An official leading relief efforts in an Australian state said on Sunday that army helicopters carried hundreds of communities cut off from severe flooding in the country’s northwest, indicating that water had covered the entire horizon in some areas.

The crisis began last week in the sparsely populated Kimberley region of Western Australia following an earlier tropical storm accompanied by heavy rains.

“Water is everywhere… people in Kimberley are experiencing flooding that had a 1% chance of happening… it’s the worst in Western Australia,” he told reporters in Perth, Australia’s capital West, State Emergency Services Secretary Stephen Dawson. Dawson said the floodwaters have buried areas up to fifty kilometers in some areas and that they “cover the entire horizon”.

These emergency weather conditions come after repeated flooding in the east of the country over the past two years, due to the El Niño phenomenon that occurs every several years. On Sunday, the Australian Meteorological Service said floods had cut cities off.

The town of Fitzroy Crossing, with a population of about 1,300, was among the hardest hit, and supplies had to be hauled in after streets were inundated by floodwaters.
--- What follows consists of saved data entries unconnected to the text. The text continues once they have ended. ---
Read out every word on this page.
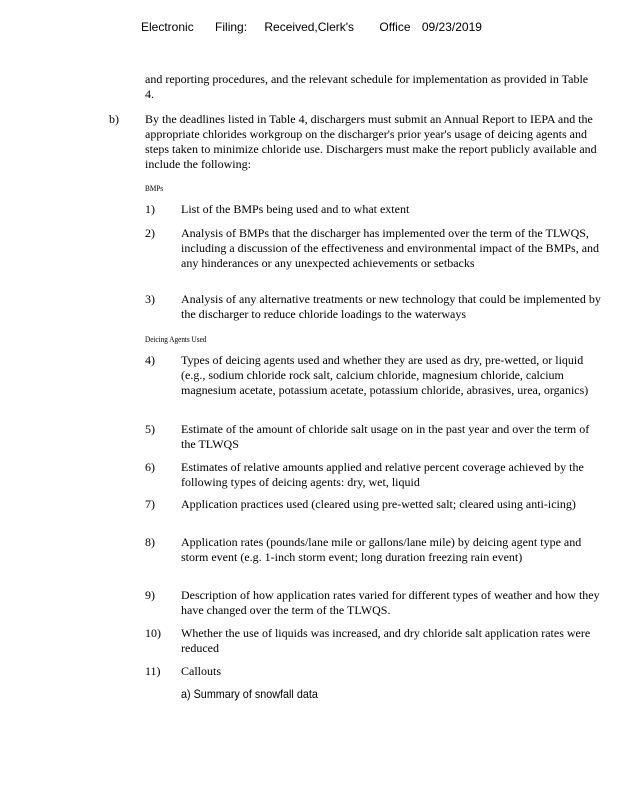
Electronic Filing: Received,Clerk's Office 09/23/2019
and reporting procedures, and the relevant schedule for implementation as provided in Table 4.
b) By the deadlines listed in Table 4, dischargers must submit an Annual Report to IEPA and the appropriate chlorides workgroup on the discharger's prior year's usage of deicing agents and steps taken to minimize chloride use. Dischargers must make the report publicly available and include the following:
BMPs
Deicing Agents Used
1) List of the BMPs being used and to what extent
2) Analysis of BMPs that the discharger has implemented over the term of the TLWQS, including a discussion of the effectiveness and environmental impact of the BMPs, and any hinderances or any unexpected achievements or setbacks
3) Analysis of any alternative treatments or new technology that could be implemented by the discharger to reduce chloride loadings to the waterways
4) Types of deicing agents used and whether they are used as dry, pre-wetted, or liquid (e.g., sodium chloride rock salt, calcium chloride, magnesium chloride, calcium magnesium acetate, potassium acetate, potassium chloride, abrasives, urea, organics)
5) Estimate of the amount of chloride salt usage on in the past year and over the term of the TLWQS
6) Estimates of relative amounts applied and relative percent coverage achieved by the following types of deicing agents: dry, wet, liquid
7) Application practices used (cleared using pre-wetted salt; cleared using anti-icing)
8) Application rates (pounds/lane mile or gallons/lane mile) by deicing agent type and storm event (e.g. 1-inch storm event; long duration freezing rain event)
9) Description of how application rates varied for different types of weather and how they have changed over the term of the TLWQS.
10) Whether the use of liquids was increased, and dry chloride salt application rates were reduced
11) Callouts
a) Summary of snowfall data
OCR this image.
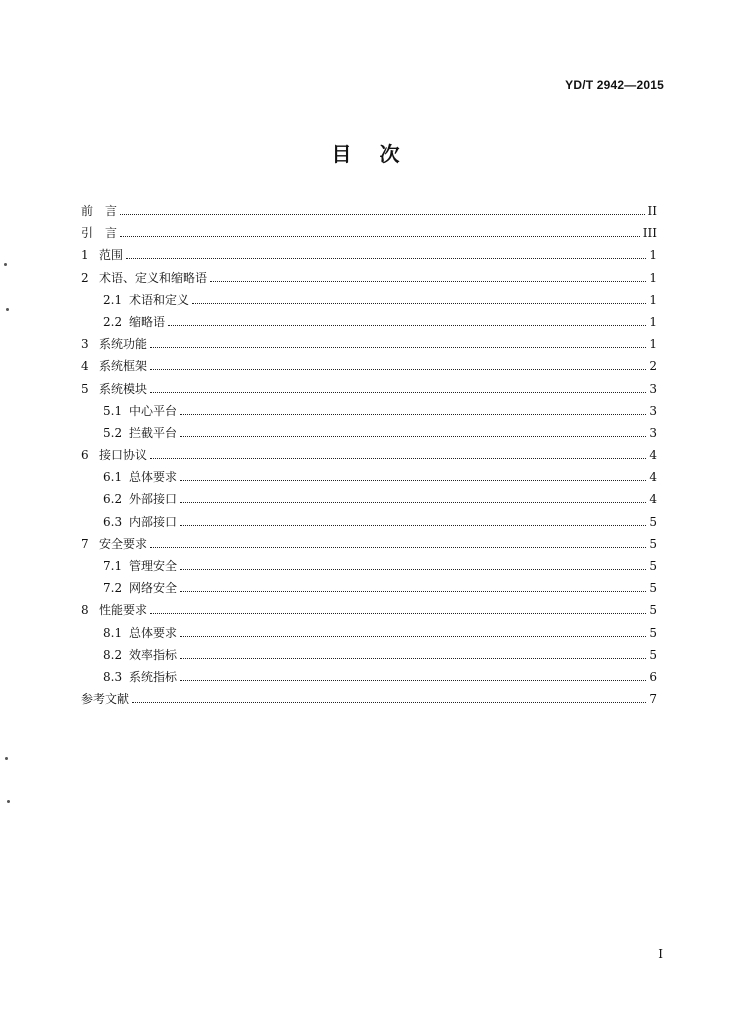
YD/T 2942—2015
目次
前　言	II
引　言	III
1 范围	1
2 术语、定义和缩略语	1
2.1 术语和定义	1
2.2 缩略语	1
3 系统功能	1
4 系统框架	2
5 系统模块	3
5.1 中心平台	3
5.2 拦截平台	3
6 接口协议	4
6.1 总体要求	4
6.2 外部接口	4
6.3 内部接口	5
7 安全要求	5
7.1 管理安全	5
7.2 网络安全	5
8 性能要求	5
8.1 总体要求	5
8.2 效率指标	5
8.3 系统指标	6
参考文献	7
I
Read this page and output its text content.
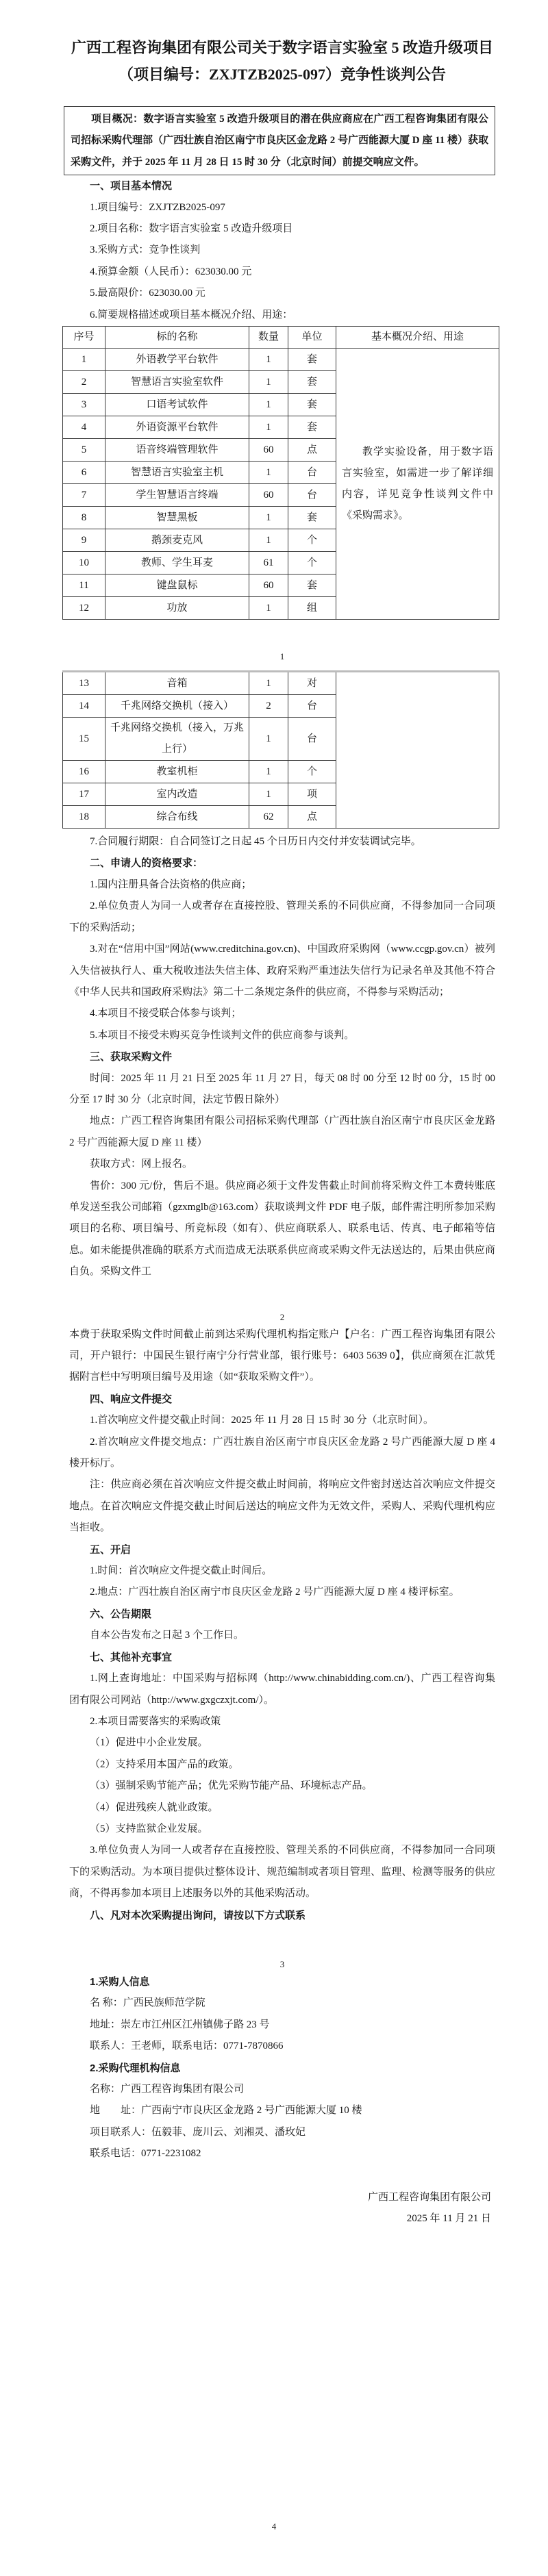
广西工程咨询集团有限公司关于数字语言实验室 5 改造升级项目

（项目编号：ZXJTZB2025-097）竞争性谈判公告

项目概况：数字语言实验室 5 改造升级项目的潜在供应商应在广西工程咨询集团有限公司招标采购代理部（广西壮族自治区南宁市良庆区金龙路 2 号广西能源大厦 D 座 11 楼）获取采购文件，并于 2025 年 11 月 28 日 15 时 30 分（北京时间）前提交响应文件。

一、项目基本情况

1.项目编号：ZXJTZB2025-097

2.项目名称：数字语言实验室 5 改造升级项目

3.采购方式：竞争性谈判

4.预算金额（人民币）：623030.00 元

5.最高限价：623030.00 元

6.简要规格描述或项目基本概况介绍、用途：

序号	标的名称	数量	单位	基本概况介绍、用途
1	外语教学平台软件	1	套	教学实验设备，用于数字语言实验室，如需进一步了解详细内容，详见竞争性谈判文件中《采购需求》。
2	智慧语言实验室软件	1	套	
3	口语考试软件	1	套	
4	外语资源平台软件	1	套	
5	语音终端管理软件	60	点	
6	智慧语言实验室主机	1	台	
7	学生智慧语言终端	60	台	
8	智慧黑板	1	套	
9	鹅颈麦克风	1	个	
10	教师、学生耳麦	61	个	
11	键盘鼠标	60	套	
12	功放	1	组	

1

13	音箱	1	对	
14	千兆网络交换机（接入）	2	台	
15	千兆网络交换机（接入，万兆上行）	1	台	
16	教室机柜	1	个	
17	室内改造	1	项	
18	综合布线	62	点	

7.合同履行期限：自合同签订之日起 45 个日历日内交付并安装调试完毕。

二、申请人的资格要求：

1.国内注册具备合法资格的供应商；

2.单位负责人为同一人或者存在直接控股、管理关系的不同供应商，不得参加同一合同项下的采购活动；

3.对在“信用中国”网站(www.creditchina.gov.cn)、中国政府采购网（www.ccgp.gov.cn）被列入失信被执行人、重大税收违法失信主体、政府采购严重违法失信行为记录名单及其他不符合《中华人民共和国政府采购法》第二十二条规定条件的供应商，不得参与采购活动；

4.本项目不接受联合体参与谈判；

5.本项目不接受未购买竞争性谈判文件的供应商参与谈判。

三、获取采购文件

时间：2025 年 11 月 21 日至 2025 年 11 月 27 日，每天 08 时 00 分至 12 时 00 分，15 时 00 分至 17 时 30 分（北京时间，法定节假日除外）

地点：广西工程咨询集团有限公司招标采购代理部（广西壮族自治区南宁市良庆区金龙路 2 号广西能源大厦 D 座 11 楼）

获取方式：网上报名。

售价：300 元/份，售后不退。供应商必须于文件发售截止时间前将采购文件工本费转账底单发送至我公司邮箱（gzxmglb@163.com）获取谈判文件 PDF 电子版，邮件需注明所参加采购项目的名称、项目编号、所竞标段（如有）、供应商联系人、联系电话、传真、电子邮箱等信息。如未能提供准确的联系方式而造成无法联系供应商或采购文件无法送达的，后果由供应商自负。采购文件工

2

本费于获取采购文件时间截止前到达采购代理机构指定账户【户名：广西工程咨询集团有限公司，开户银行：中国民生银行南宁分行营业部，银行账号：6403 5639 0】，供应商须在汇款凭据附言栏中写明项目编号及用途（如“获取采购文件”）。

四、响应文件提交

1.首次响应文件提交截止时间：2025 年 11 月 28 日 15 时 30 分（北京时间）。

2.首次响应文件提交地点：广西壮族自治区南宁市良庆区金龙路 2 号广西能源大厦 D 座 4 楼开标厅。

注：供应商必须在首次响应文件提交截止时间前，将响应文件密封送达首次响应文件提交地点。在首次响应文件提交截止时间后送达的响应文件为无效文件，采购人、采购代理机构应当拒收。

五、开启

1.时间：首次响应文件提交截止时间后。

2.地点：广西壮族自治区南宁市良庆区金龙路 2 号广西能源大厦 D 座 4 楼评标室。

六、公告期限

自本公告发布之日起 3 个工作日。

七、其他补充事宜

1.网上查询地址：中国采购与招标网（http://www.chinabidding.com.cn/)、广西工程咨询集团有限公司网站（http://www.gxgczxjt.com/）。

2.本项目需要落实的采购政策

（1）促进中小企业发展。

（2）支持采用本国产品的政策。

（3）强制采购节能产品；优先采购节能产品、环境标志产品。

（4）促进残疾人就业政策。

（5）支持监狱企业发展。

3.单位负责人为同一人或者存在直接控股、管理关系的不同供应商，不得参加同一合同项下的采购活动。为本项目提供过整体设计、规范编制或者项目管理、监理、检测等服务的供应商，不得再参加本项目上述服务以外的其他采购活动。

八、凡对本次采购提出询问，请按以下方式联系

3

1.采购人信息

名 称：广西民族师范学院

地址：崇左市江州区江州镇佛子路 23 号

联系人：王老师，联系电话：0771-7870866

2.采购代理机构信息

名称：广西工程咨询集团有限公司

地　　址：广西南宁市良庆区金龙路 2 号广西能源大厦 10 楼

项目联系人：伍毅菲、庞川云、刘湘灵、潘玫妃

联系电话：0771-2231082

广西工程咨询集团有限公司

2025 年 11 月 21 日

4
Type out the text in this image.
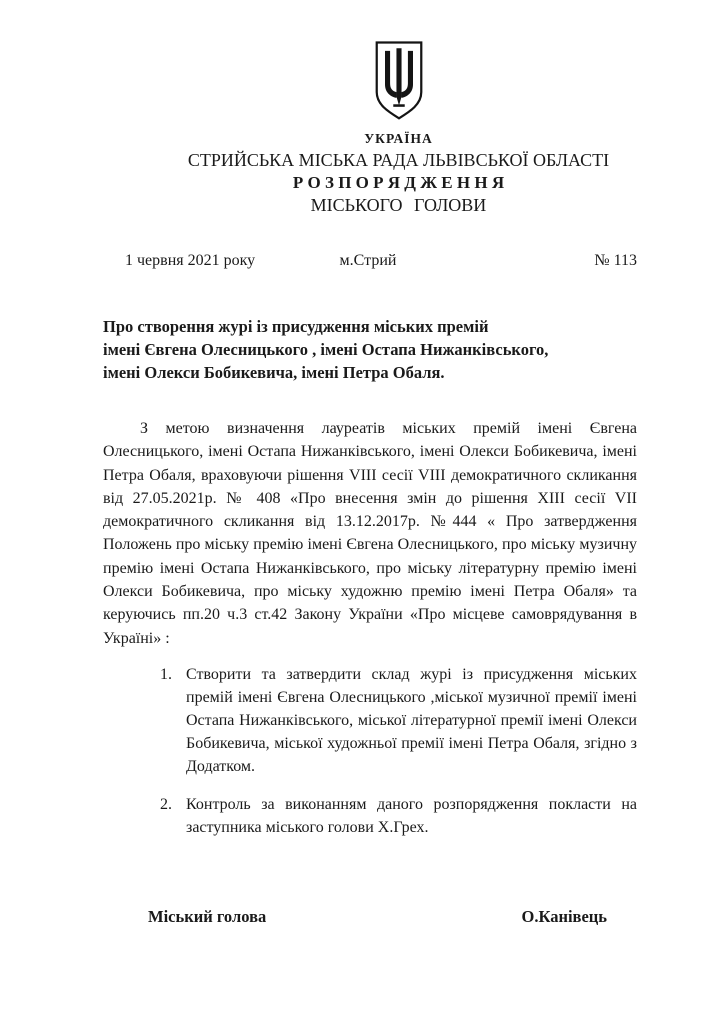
УКРАЇНА
СТРИЙСЬКА МІСЬКА РАДА ЛЬВІВСЬКОЇ ОБЛАСТІ
Р О З П О Р Я Д Ж Е Н Н Я
МІСЬКОГО ГОЛОВИ
1 червня 2021 року	м.Стрий	№ 113
Про створення журі із присудження міських премій
імені Євгена Олесницького , імені Остапа Нижанківського,
імені Олекси Бобикевича, імені Петра Обаля.

З метою визначення лауреатів міських премій імені Євгена Олесницького, імені Остапа Нижанківського, імені Олекси Бобикевича, імені Петра Обаля, враховуючи рішення VIII сесії VIII демократичного скликання від 27.05.2021р. № 408 «Про внесення змін до рішення XIII сесії VII демократичного скликання від 13.12.2017р. №444 « Про затвердження Положень про міську премію імені Євгена Олесницького, про міську музичну премію імені Остапа Нижанківського, про міську літературну премію імені Олекси Бобикевича, про міську художню премію імені Петра Обаля» та керуючись пп.20 ч.3 ст.42 Закону України «Про місцеве самоврядування в Україні» :

1. Створити та затвердити склад журі із присудження міських премій імені Євгена Олесницького ,міської музичної премії імені Остапа Нижанківського, міської літературної премії імені Олекси Бобикевича, міської художньої премії імені Петра Обаля, згідно з Додатком.
2. Контроль за виконанням даного розпорядження покласти на заступника міського голови Х.Грех.
Міський голова	О.Канівець
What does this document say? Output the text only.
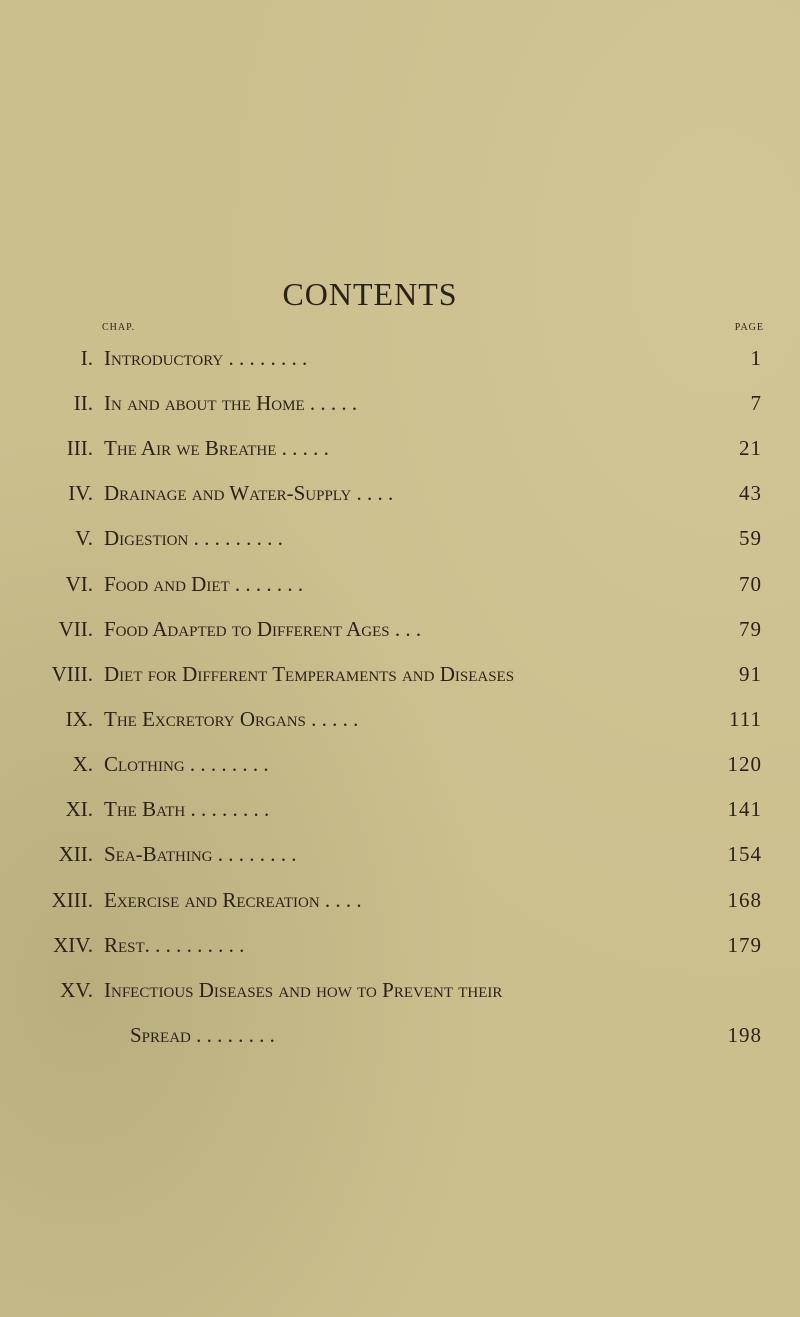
CONTENTS
CHAP.	PAGE
I. Introductory . . . . . . . .	1
II. In and about the Home . . . . .	7
III. The Air we Breathe . . . . .	21
IV. Drainage and Water-Supply . . . .	43
V. Digestion . . . . . . . . .	59
VI. Food and Diet . . . . . . .	70
VII. Food Adapted to Different Ages . . .	79
VIII. Diet for Different Temperaments and Diseases	91
IX. The Excretory Organs . . . . .	111
X. Clothing . . . . . . . .	120
XI. The Bath . . . . . . . .	141
XII. Sea-Bathing . . . . . . . .	154
XIII. Exercise and Recreation . . . .	168
XIV. Rest. . . . . . . . . .	179
XV. Infectious Diseases and how to Prevent their
Spread . . . . . . . .	198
The Met Office said on Sunday that rainfall had eased as the previous storm moved east into the Northern Territory, but warned “record-breaking major flooding” could continue in Western Australia’s Kimberley region. Local media reported the worst floods in the region.

State emergency services have warned residents of other small communities of rising waters in the area, which includes the resort town of Broome, about 1,240km north of Perth. Prime Minister Anthony Albanese described Saturday’s flooding as “devastating” and pledged federal assistance.